I’ll come back with even less boring scale runs soon. Harmonise ’till it hurts! 🤙🏻

Bass day (1h 45m)

  • Scale studies
    • Scale dissection
      • Minor blues: R, b3-4-#4, 5, 7 (recap)
      • Major bebop
        • R-5, b6-6, 7-R
        • 7-R (below), 4-5, b6-6 (above or below), 7-R (all chromatics) — COOL!
  • Walking bass / chord tones
    • Voice leading / connecting inversions with passing tones (Phil Mann exercise) over All of Me in G
  • Reading
    • Afro Blue
    • Afternoon in Paris
    • Airegin

Observations

Just found another very effective way of internalising a new scale. Instead of going up and down the neck, you can first figure out all chromatic intervals in it and them play only them, memorising their position relative to the root.
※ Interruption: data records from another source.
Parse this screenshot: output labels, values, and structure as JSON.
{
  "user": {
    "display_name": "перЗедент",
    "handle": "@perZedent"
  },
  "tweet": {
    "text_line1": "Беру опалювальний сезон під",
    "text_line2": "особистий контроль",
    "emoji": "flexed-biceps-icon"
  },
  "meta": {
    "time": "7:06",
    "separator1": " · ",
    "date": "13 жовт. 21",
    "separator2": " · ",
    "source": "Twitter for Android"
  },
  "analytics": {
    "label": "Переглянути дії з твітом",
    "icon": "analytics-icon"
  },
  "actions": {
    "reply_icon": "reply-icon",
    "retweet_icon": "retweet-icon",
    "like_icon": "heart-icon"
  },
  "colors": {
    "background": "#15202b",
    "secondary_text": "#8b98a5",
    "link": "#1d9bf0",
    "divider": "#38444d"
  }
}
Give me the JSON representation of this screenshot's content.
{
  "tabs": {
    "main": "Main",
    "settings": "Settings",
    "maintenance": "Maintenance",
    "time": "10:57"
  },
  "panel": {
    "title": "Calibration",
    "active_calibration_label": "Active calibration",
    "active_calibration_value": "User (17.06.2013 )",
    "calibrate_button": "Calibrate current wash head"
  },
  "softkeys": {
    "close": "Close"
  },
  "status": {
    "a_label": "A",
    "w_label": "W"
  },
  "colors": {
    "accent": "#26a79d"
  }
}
Semitones are normally the simplest to memorise and visualise on fretboard (like, major 7 below — root), therefore there’s a big chance that you will get familiar with them really quickly, and afterwards it will be much easier to learn the rest of the scale. In the case of major bebop, the chromatics are: 7 below — root, M3 — 4, b6 —6 and 7 — R (above). I played them around the cycle of 4ths in all keys, sometimes playing b6-6 run below — because it is quicker to find — and must say that I’m definitely feeling much more confident with this scale!